Evidence is increasing that foreign forces are being drawn into the conflict in the east of the Democratic Republic of Congo.
Eyewitnesses told the BBC Angolan and Zimbabwean troops were on the ground.
Meanwhile, journalists report that some of Laurent Nkunda's rebel fighters are in the pay of the Rwandan army.
This has renewed fears that the fighting will see a re-run of the five-year Congolese war, which involved nine nations, before it ended in 2003.
Some 250,000 people have fled the most recent violence which flared in August between government forces and rebels demanding protection from Rwandan Hutu rebels who fled to DR Congo after Rwanda's 1994 genocide.
Gen Nkunda's rebels have told AFP news agency that they have advanced to the outskirts of Kanyabayonga, 100km (60 miles) north of the regional capital, Goma, where government forces were accused of looting and raping civilians earlier in the week.
The UN has accused both sides of war crimes during the latest upsurge in violence.
Despite a peace deal, the presence of the world's largest peace force and UN-backed elections, the resource-rich east of the country remains unstable.
"We are seeing soldiers wearing Congolese army uniform here in town but they are not speaking the same language like us.

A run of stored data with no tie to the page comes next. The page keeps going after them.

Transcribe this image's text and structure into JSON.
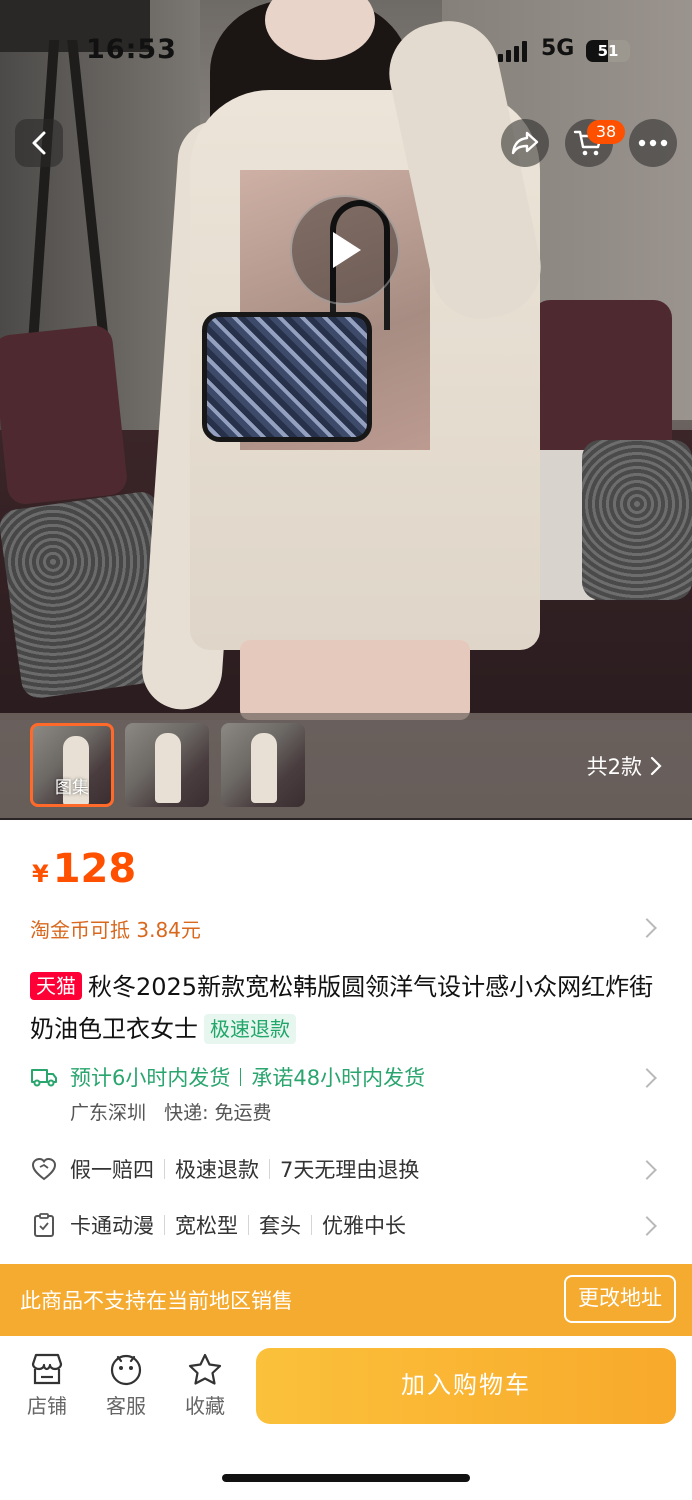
{
  "status_bar": {
    "time": "16:53",
    "network": "5G",
    "battery": "51",
    "battery_level": 0.51
  },
  "top_actions": {
    "cart_badge": "38"
  },
  "gallery": {
    "thumbnails": [
      {
        "label": "图集",
        "selected": true
      },
      {
        "label": "",
        "selected": false
      },
      {
        "label": "",
        "selected": false
      }
    ],
    "styles_count": "共2款"
  },
  "product": {
    "currency": "¥",
    "price": "128",
    "coin_discount": "淘金币可抵 3.84元",
    "store_badge": "天猫",
    "title": "秋冬2025新款宽松韩版圆领洋气设计感小众网红炸街奶油色卫衣女士",
    "title_tag": "极速退款"
  },
  "delivery": {
    "estimate": "预计6小时内发货",
    "promise": "承诺48小时内发货",
    "origin": "广东深圳",
    "shipping": "快递: 免运费"
  },
  "guarantees": [
    "假一赔四",
    "极速退款",
    "7天无理由退换"
  ],
  "specs": [
    "卡通动漫",
    "宽松型",
    "套头",
    "优雅中长"
  ],
  "banner": {
    "message": "此商品不支持在当前地区销售",
    "action": "更改地址"
  },
  "bottom_bar": {
    "tabs": [
      {
        "label": "店铺",
        "icon": "store-icon"
      },
      {
        "label": "客服",
        "icon": "service-icon"
      },
      {
        "label": "收藏",
        "icon": "star-icon"
      }
    ],
    "add_to_cart": "加入购物车"
  },
  "colors": {
    "accent": "#ff5000",
    "banner": "#f5ab2f",
    "tmall": "#ff0036",
    "green": "#2aa56e"
  }
}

They are unable to speak French, Swahili or Lingala - that is bizarre," he told the BBC's Network Africa programme.
Experts say this evidence is not conclusive, since some Congolese troops, including a group known as the Katangan Tigers, fought in Angola during their civil war, and frequently converse in Portuguese.

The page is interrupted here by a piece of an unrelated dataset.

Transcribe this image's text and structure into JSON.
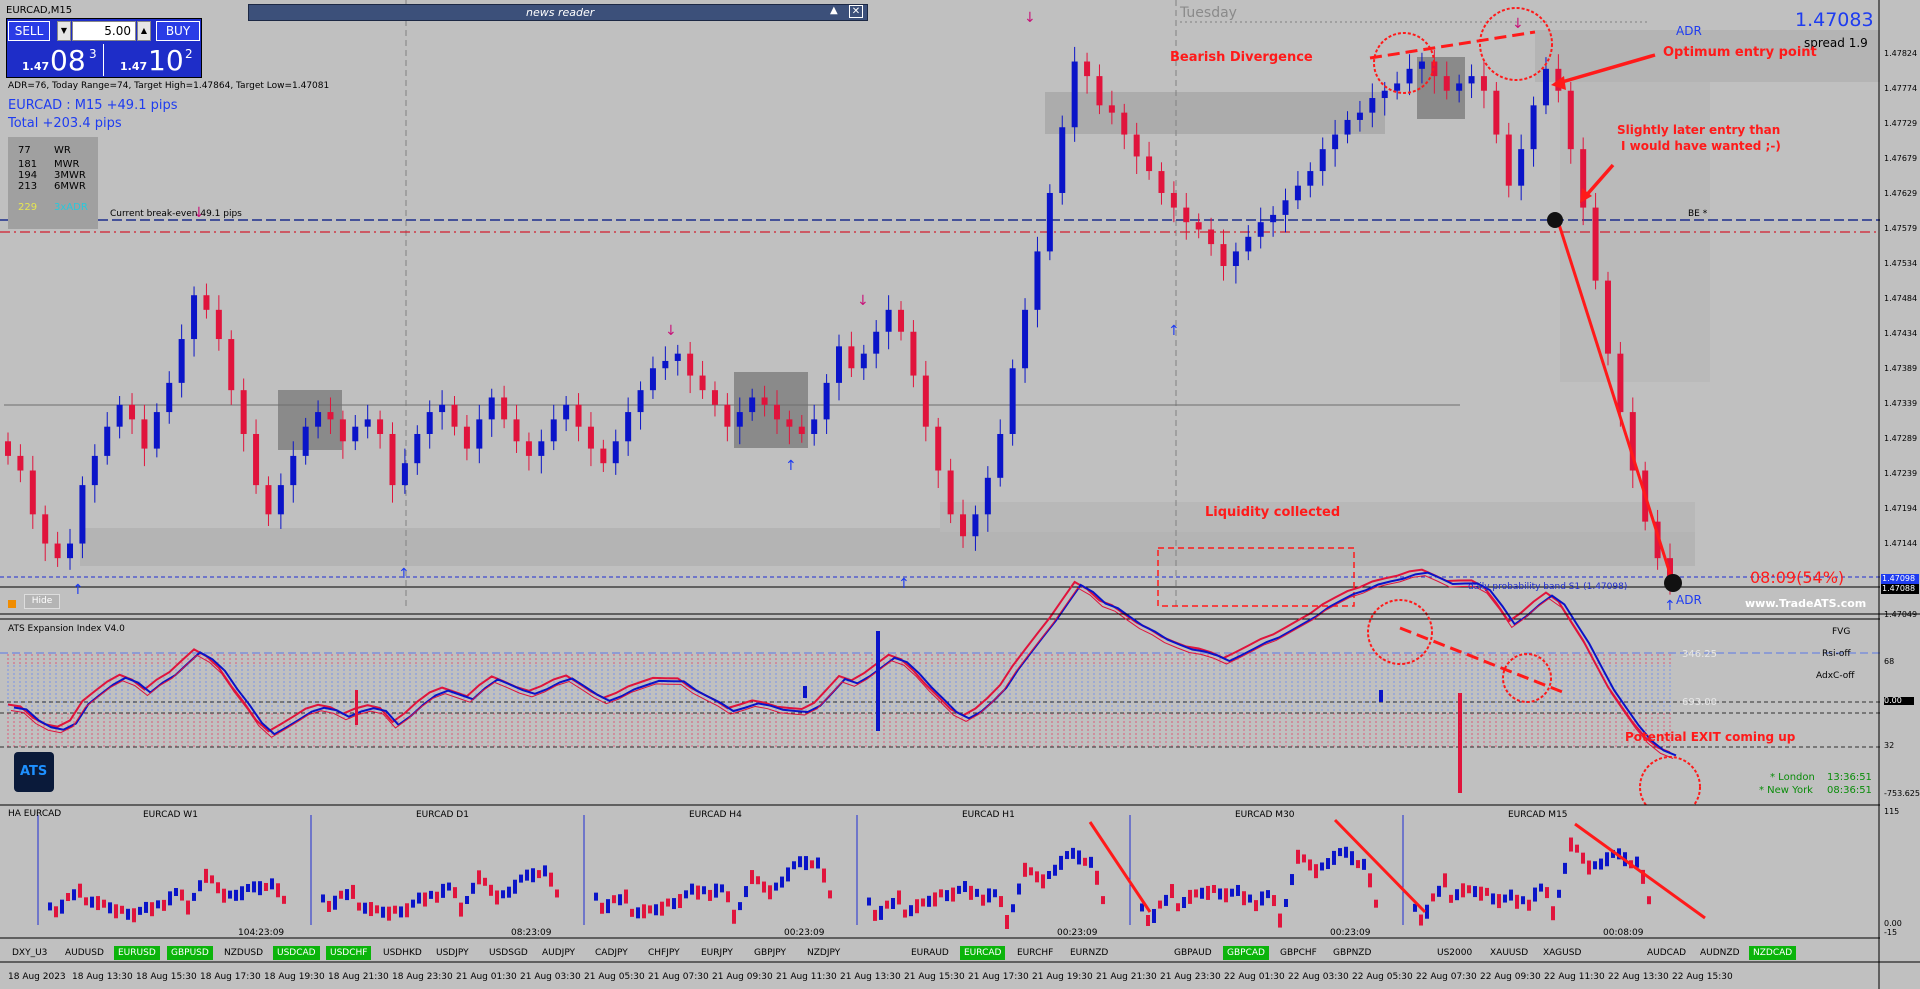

Angola denies sending troops into DR Congo, although says it would support the government if called on to do so by the regional grouping, the Southern African Development Community.
During the last war, Congolese government forces supported by troops from Angola, Zimbabwe and Namibia, were fighting rebels backed by Uganda, Rwanda and Burundi.
Forces from Chad and Central African Republic were also involved in that conflict.
The war, which erupted in August 1998, was the largest on the continent in recent times.